He must've looked like an idiot. Or crazy. Or both.

There he sat on the park bench. Alone, crying. Immersed in sheets of pounding rain. Bandages hung from his body like skin he had just got done shedding off. He couldn't bring himself to walk into the hospital. To reveal he was the victim of a hate crime. To let the doctors see him sob over a broken heart. Something no surgery could fix. Not even one by a psychologist. He felt dumb, so he had no doubt that he must have appeared to be pretty dumb too.

During the car ride, Ryohei slipped him a credit card and told him to go, paying him to leave. Said that it'd be best for both of them to not be tempted to see each other. Put a want out of reach and the effort discourages sin. Gokudera didn't know what to do. In one way, it made sense. In another, he didn't want it to end like that. He wished that he didn't leave that way. It would have better if they shared one last kiss then said goodbye the way parting lovers do. The anger, the frustration, the cruelty that their empty separation was filled to the brim with was too sick to leave Gokudera feeling any better. He'd felt he'd vomit. He was amazed that he managed to stop the tears eventually. Felt relieved when a certain deadness fell over him. The kind one's overtaken with when the body's taken in so much pain that it forgets how to register it anymore.

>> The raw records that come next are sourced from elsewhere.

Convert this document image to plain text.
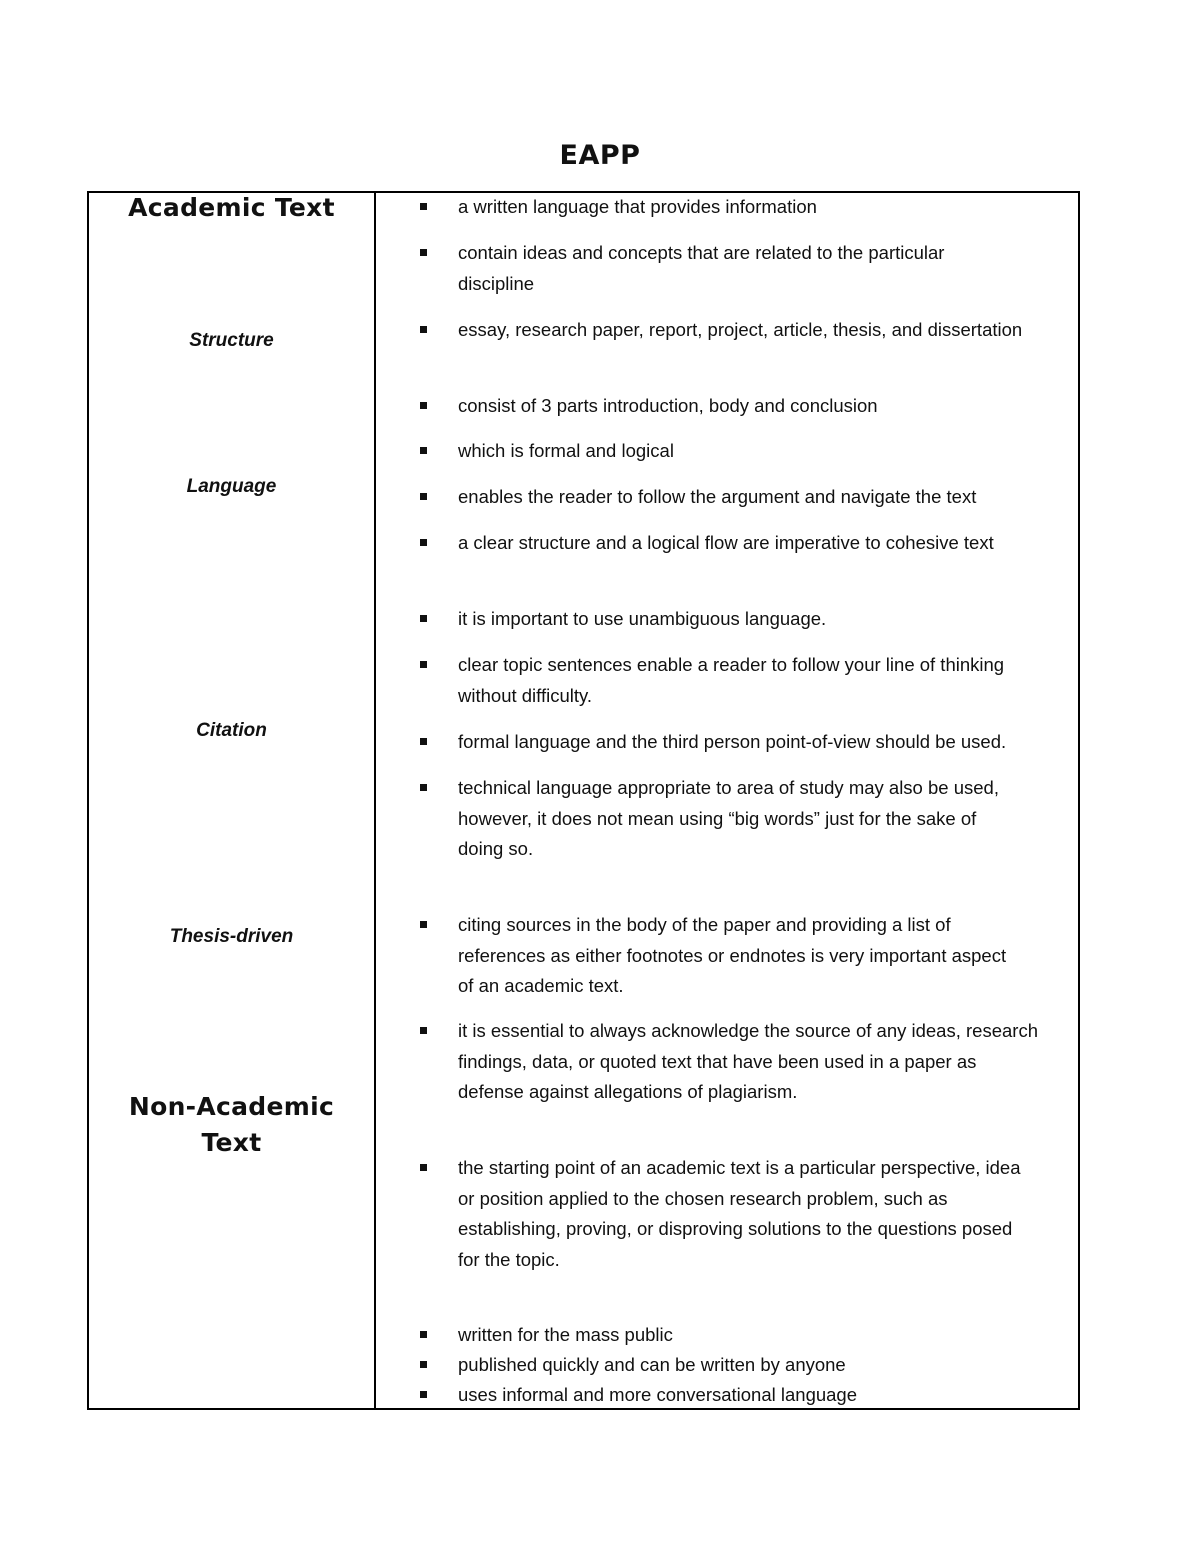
EAPP
Academic Text
Structure
Language
Citation
Thesis-driven
Non-Academic
Text
a written language that provides information
contain ideas and concepts that are related to the particular
discipline
essay, research paper, report, project, article, thesis, and dissertation
consist of 3 parts introduction, body and conclusion
which is formal and logical
enables the reader to follow the argument and navigate the text
a clear structure and a logical flow are imperative to cohesive text
it is important to use unambiguous language.
clear topic sentences enable a reader to follow your line of thinking
without difficulty.
formal language and the third person point-of-view should be used.
technical language appropriate to area of study may also be used,
however, it does not mean using “big words” just for the sake of
doing so.
citing sources in the body of the paper and providing a list of
references as either footnotes or endnotes is very important aspect
of an academic text.
it is essential to always acknowledge the source of any ideas, research
findings, data, or quoted text that have been used in a paper as
defense against allegations of plagiarism.
the starting point of an academic text is a particular perspective, idea
or position applied to the chosen research problem, such as
establishing, proving, or disproving solutions to the questions posed
for the topic.
written for the mass public
published quickly and can be written by anyone
uses informal and more conversational language
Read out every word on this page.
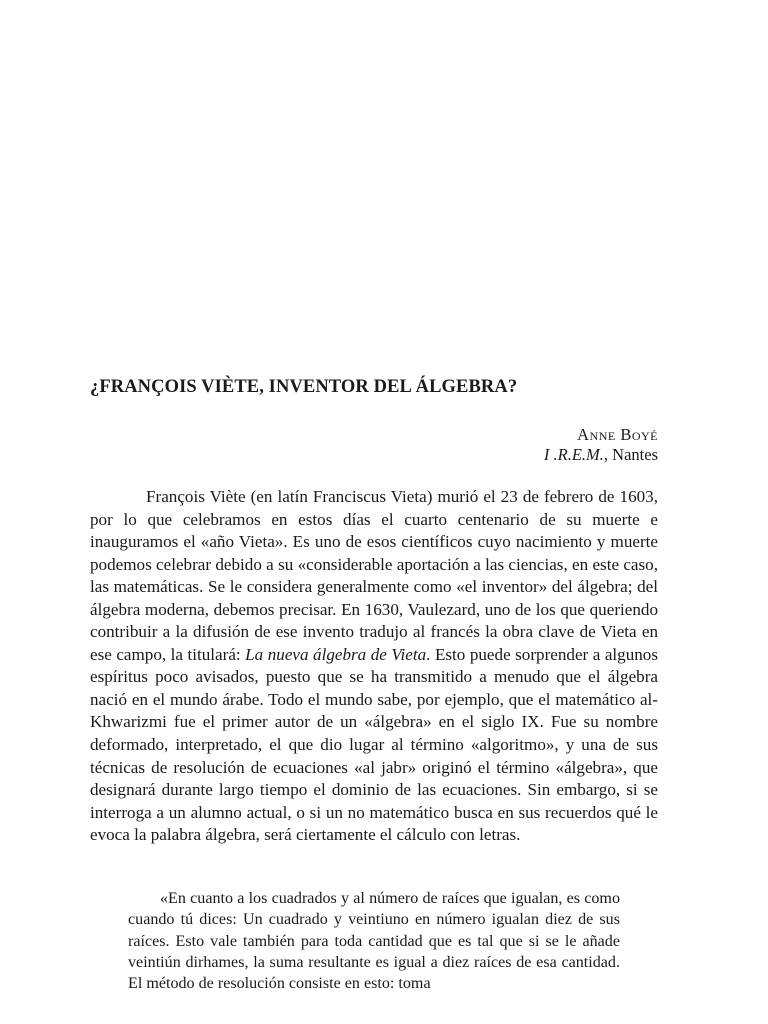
¿FRANÇOIS VIÈTE, INVENTOR DEL ÁLGEBRA?
Anne Boyé
I .R.E.M., Nantes

François Viète (en latín Franciscus Vieta) murió el 23 de febrero de 1603, por lo que celebramos en estos días el cuarto centenario de su muerte e inauguramos el «año Vieta». Es uno de esos científicos cuyo nacimiento y muerte podemos celebrar debido a su «considerable aportación a las ciencias, en este caso, las matemáticas. Se le considera generalmente como «el inventor» del álgebra; del álgebra moderna, debemos precisar. En 1630, Vaulezard, uno de los que queriendo contribuir a la difusión de ese invento tradujo al francés la obra clave de Vieta en ese campo, la titulará: La nueva álgebra de Vieta. Esto puede sorprender a algunos espíritus poco avisados, puesto que se ha transmitido a menudo que el álgebra nació en el mundo árabe. Todo el mundo sabe, por ejemplo, que el matemático al-Khwarizmi fue el primer autor de un «álgebra» en el siglo IX. Fue su nombre deformado, interpretado, el que dio lugar al término «algoritmo», y una de sus técnicas de resolución de ecuaciones «al jabr» originó el término «álgebra», que designará durante largo tiempo el dominio de las ecuaciones. Sin embargo, si se interroga a un alumno actual, o si un no matemático busca en sus recuerdos qué le evoca la palabra álgebra, será ciertamente el cálculo con letras.

«En cuanto a los cuadrados y al número de raíces que igualan, es como cuando tú dices: Un cuadrado y veintiuno en número igualan diez de sus raíces. Esto vale también para toda cantidad que es tal que si se le añade veintiún dirhames, la suma resultante es igual a diez raíces de esa cantidad. El método de resolución consiste en esto: toma
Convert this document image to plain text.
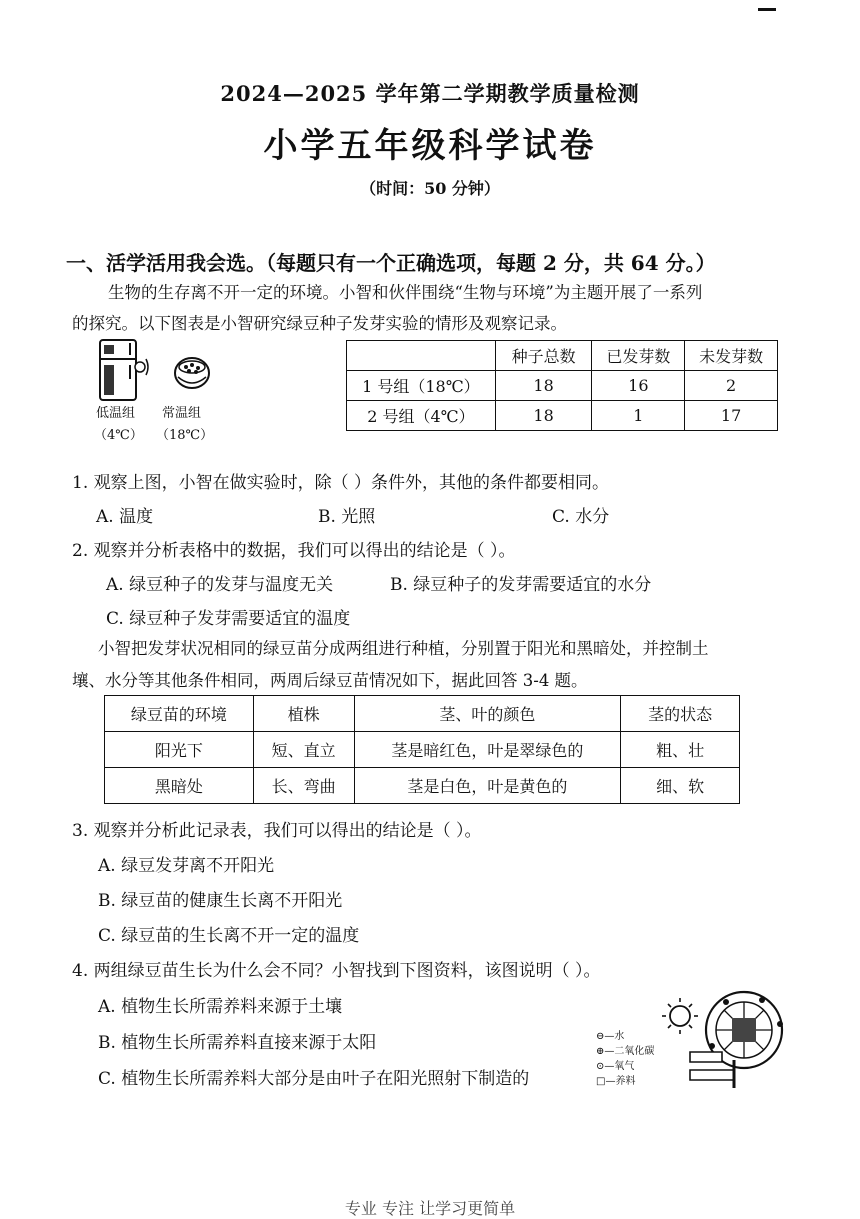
2024—2025 学年第二学期教学质量检测
小学五年级科学试卷
（时间：50 分钟）
一、活学活用我会选。（每题只有一个正确选项，每题 2 分，共 64 分。）
生物的生存离不开一定的环境。小智和伙伴围绕“生物与环境”为主题开展了一系列
的探究。以下图表是小智研究绿豆种子发芽实验的情形及观察记录。
低温组
（4℃）
常温组
（18℃）
	种子总数	已发芽数	未发芽数
1 号组（18℃）	18	16	2
2 号组（4℃）	18	1	17
1. 观察上图，小智在做实验时，除（ ）条件外，其他的条件都要相同。
A. 温度	B. 光照	C. 水分
2. 观察并分析表格中的数据，我们可以得出的结论是（ ）。
A. 绿豆种子的发芽与温度无关	B. 绿豆种子的发芽需要适宜的水分
C. 绿豆种子发芽需要适宜的温度
小智把发芽状况相同的绿豆苗分成两组进行种植，分别置于阳光和黑暗处，并控制土
壤、水分等其他条件相同，两周后绿豆苗情况如下，据此回答 3-4 题。
绿豆苗的环境	植株	茎、叶的颜色	茎的状态
阳光下	短、直立	茎是暗红色，叶是翠绿色的	粗、壮
黑暗处	长、弯曲	茎是白色，叶是黄色的	细、软
3. 观察并分析此记录表，我们可以得出的结论是（ ）。
A. 绿豆发芽离不开阳光
B. 绿豆苗的健康生长离不开阳光
C. 绿豆苗的生长离不开一定的温度
4. 两组绿豆苗生长为什么会不同？小智找到下图资料，该图说明（ ）。
A. 植物生长所需养料来源于土壤
B. 植物生长所需养料直接来源于太阳
C. 植物生长所需养料大部分是由叶子在阳光照射下制造的
⊖—水
⊕—二氧化碳
⊙—氧气
□—养料
专业 专注 让学习更简单
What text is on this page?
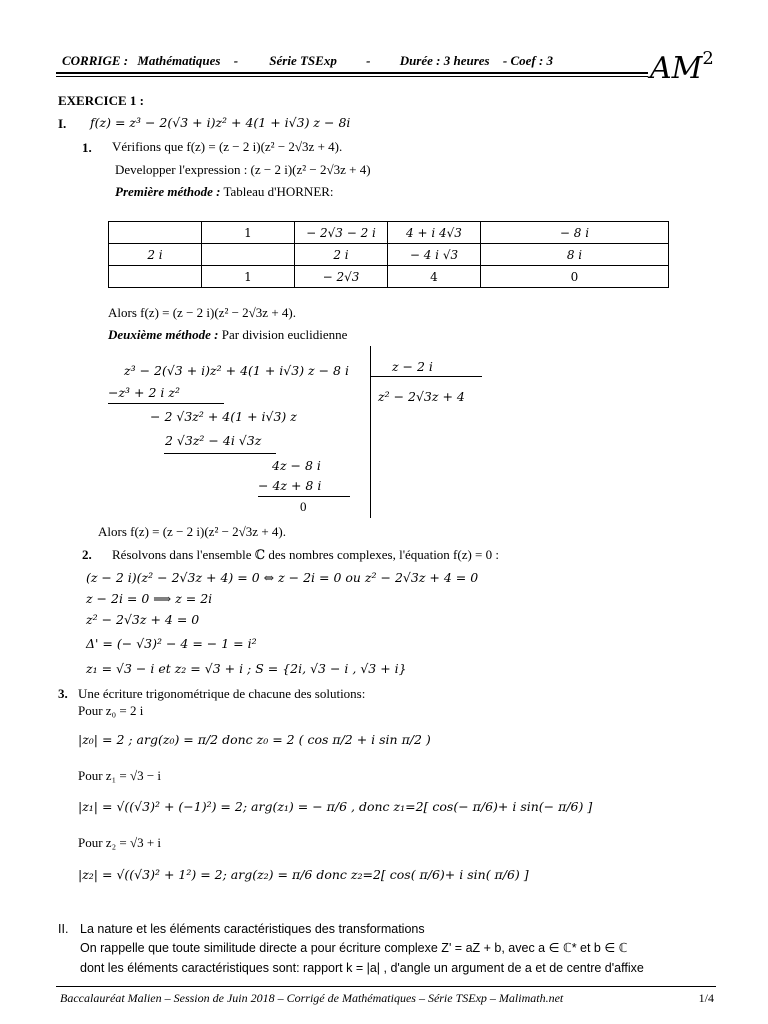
CORRIGE : Mathématiques - Série TSExp - Durée : 3 heures - Coef : 3	$AM^2$
EXERCICE 1 :
I. f(z) = z³ − 2(√3 + i)z² + 4(1 + i√3) z − 8i
1. Vérifions que f(z) = (z − 2 i)(z² − 2√3z + 4).
Developper l'expression : (z − 2 i)(z² − 2√3z + 4)
Première méthode : Tableau d'HORNER:
	1	− 2√3 − 2 i	4 + i 4√3	− 8 i
2 i		2 i	− 4 i √3	8 i
	1	− 2√3	4	0
Alors f(z) = (z − 2 i)(z² − 2√3z + 4).
Deuxième méthode : Par division euclidienne
z³ − 2(√3 + i)z² + 4(1 + i√3) z − 8 i	z − 2 i
z² − 2√3z + 4
−z³ + 2 i z²
− 2 √3z² + 4(1 + i√3) z
2 √3z² − 4i √3z
4z − 8 i
− 4z + 8 i
0
Alors f(z) = (z − 2 i)(z² − 2√3z + 4).
2. Résolvons dans l'ensemble ℂ des nombres complexes, l'équation f(z) = 0 :
(z − 2 i)(z² − 2√3z + 4) = 0 ⇔ z − 2i = 0 ou z² − 2√3z + 4 = 0
z − 2i = 0 ⟹ z = 2i
z² − 2√3z + 4 = 0
Δ' = (− √3)² − 4 = − 1 = i²
z₁ = √3 − i et z₂ = √3 + i ; S = {2i, √3 − i , √3 + i}
3. Une écriture trigonométrique de chacune des solutions:
Pour z₀ = 2 i
|z₀| = 2 ; arg(z₀) = π/2 donc z₀ = 2 ( cos π/2 + i sin π/2 )
Pour z₁ = √3 − i
|z₁| = √((√3)² + (−1)²) = 2; arg(z₁) = − π/6 , donc z₁=2[ cos(− π/6)+ i sin(− π/6) ]
Pour z₂ = √3 + i
|z₂| = √((√3)² + 1²) = 2; arg(z₂) = π/6 donc z₂=2[ cos( π/6)+ i sin( π/6) ]
II. La nature et les éléments caractéristiques des transformations
On rappelle que toute similitude directe a pour écriture complexe Z' = aZ + b, avec a ∈ ℂ* et b ∈ ℂ
dont les éléments caractéristiques sont: rapport k = |a| , d'angle un argument de a et de centre d'affixe
Baccalauréat Malien – Session de Juin 2018 – Corrigé de Mathématiques – Série TSExp – Malimath.net	1/4
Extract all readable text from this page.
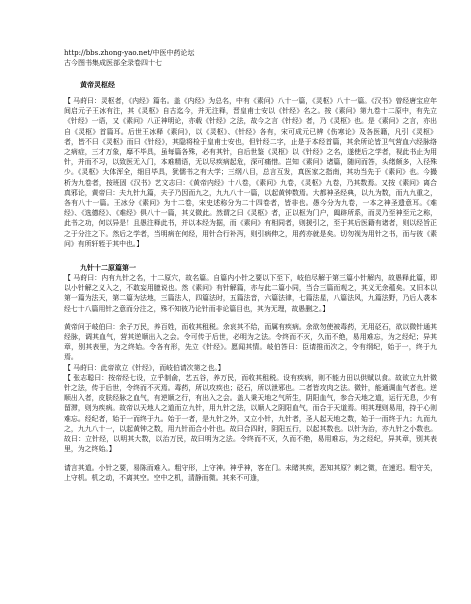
http://bbs.zhong-yao.net/中医中药论坛
古今图书集成医部全录卷四十七
黄帝灵枢经

【 马莳曰：灵枢者，《内经》篇名。盖《内经》为总名，中有《素问》八十一篇，《灵枢》八十一篇。《汉书》曾经唐宝应年间启元子王冰有注，其《灵枢》自古迄今，并无注释，晋皇甫士安以《针经》名之。按《素问》第九卷十二原中，有先立《针经》一语，又《素问》八正神明论，亦载《针经》之法，故今之言《针经》者，乃《灵枢》也。是《素问》之言，亦出自《灵枢》首篇耳。后世王冰释《素问》，以《灵枢》、《针经》各有，宋可成元已辨《伤寒论》及各医籍，凡引《灵枢》者，皆不曰《灵枢》而曰《针经》，其隐将检于皇甫士安也，但针经二字，止是于本经首篇，其余所论皆卫气营血六经脉络之病症，三才万象，靡不毕具，虽每篇各殊，必有其针，自后世鉴《灵枢》以《针经》之名，遂使后之学者，视此书止为用针，并而不习，以致医无入门，本难精语，无以尽疾病起危，深可痛惜。岂知《素问》诸篇，随问而答，头绪颇多，入径殊少。《灵枢》大体浑全，细目毕具，犹儒书之有大学；三纲八目，总言互发，真医家之指南，其功当先于《素问》也。今撮析为九卷者，按班固《汉书》艺文志曰：《黄帝内经》十八卷，《素问》九卷，《灵枢》九卷，乃其数焉。又按《素问》离合真邪论，黄帝曰：夫九针九篇，夫子乃因而九之，九九八十一篇，以起黄钟数焉。大都神圣经典，以九为数，而九九重之，各有八十一篇。王冰分《素问》为十二卷，宋史述称分为二十四卷者，皆非也。愚今分为九卷，一本之神圣遗意耳。《难经》、《选德经》、《难经》俱八十一篇，其义微此。然谓之曰《灵枢》者，正以枢为门户，阖辟所系，而灵乃至神至元之称，此书之功，何以异是！且愚注释此书，并以本经为据，而《素问》有相同者，则援引之，至于其后医籍有诸者，则以经旨正之于分注之下。然后之学者，当明病在何经，用针合行补泻，则引病伸之，用药亦就是矣。切勿视为用针之书，而与彼《素问》有所轩轾于其中也。】

九针十二原篇第一

【 马莳曰：内有九针之名，十二原穴，故名篇。自篇内小针之要以下至下，岐伯尽解于第三篇小针解内，故愚释此篇，即以小针解之义入之，不敢妄用臆说也。然《素问》有针解篇，亦与此二篇小同，当合三篇而观之，其义无余蕴矣。又旧本以第一篇为法天，第二篇为法地，三篇法人，四篇法时，五篇法音，六篇法律，七篇法星，八篇法风，九篇法野，乃后人袭本经七十八篇用针之意而分注之，殊不知彼乃论针而非论篇目也，其为无理，故愚删之。】

黄帝问于岐伯曰：余子万民，养百姓，而收其租税。余哀其不给，而属有疾病。余欲勿使被毒药，无用砭石，欲以微针通其经脉，调其血气，营其逆顺出入之会。令可传于后世，必明为之法。令终而不灭，久而不绝，易用难忘，为之经纪；异其章，别其表里，为之终始。令各有形，先立《针经》。愿闻其情。岐伯答曰：臣请推而次之，令有纲纪，始于一，终于九焉。

【 马莳曰：此帝欲立《针经》，而岐伯请次第之也。】

【 张志聪曰：按帝经七设，立乎制俞，艺五谷，养万民，而收其租税。设有疾病，则不能力田以供赋以食。故欲立九针微针之法，传于后世，令终而不灭焉。毒药，所以攻疾也；砭石，所以泄邪也。二者皆攻肉之法。微针，能通调血气者也。逆顺出入者，皮肤经脉之血气，有逆顺之行，有出入之会。盖人秉天地之气所生，阴阳血气，参合天地之道，运行无息，少有留滞，则为疾病。故帝以天地人之道而立九针，用九针之法，以顺人之阴阳血气，而合于天道焉。明其理则易用，持于心则难忘。经纪者，始于一而终于九。始于一者，是九针之外，又立小针，九针者，圣人起天地之数，始于一而终于九；九而九之，九九八十一，以起黄钟之数，用九针而合小针也。故曰合四时，阴阳五行，以起其数也。以针为治，亦九针之小数也。故曰：立针经，以明其大数，以治万民，故曰明为之法。令终而不灭，久而不绝，易用难忘，为之经纪，异其章，别其表里，为之终始。】

请言其道。小针之要，易陈而难入。粗守形，上守神。神乎神，客在门。未睹其疾，恶知其原？刺之微，在速迟。粗守关，上守机。机之动，不离其空。空中之机，清静而微。其来不可逢，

He looked to the sky. The droplets sliding down his cheeks and the burning of his overused eyes didn't make it feel like he ever stopped crying. He transported his mind to the times when he Ryohei met a café far from Namimori. Hands entwining underneath the table. Whispers of fondness. Nothing felt cold. Nothing was sharp. Nothing stung. He remembered the hotel and the sheets hiding them from the world. Letting them forget they weren't in their own home, making love and that they could wake in the morning to eat breakfast together, go to work, and return to hear, "Welcome back!" No, leaving that room—leaving that building meant leaving a place where that fantasy existed. No "Welcome back."

Those thoughts. The memories of smiles and peaceful love made Gokudera look at the credit card Ryohei had given him. He decided he'd go, never forgetting what kind of greeting he'd receive upon his return.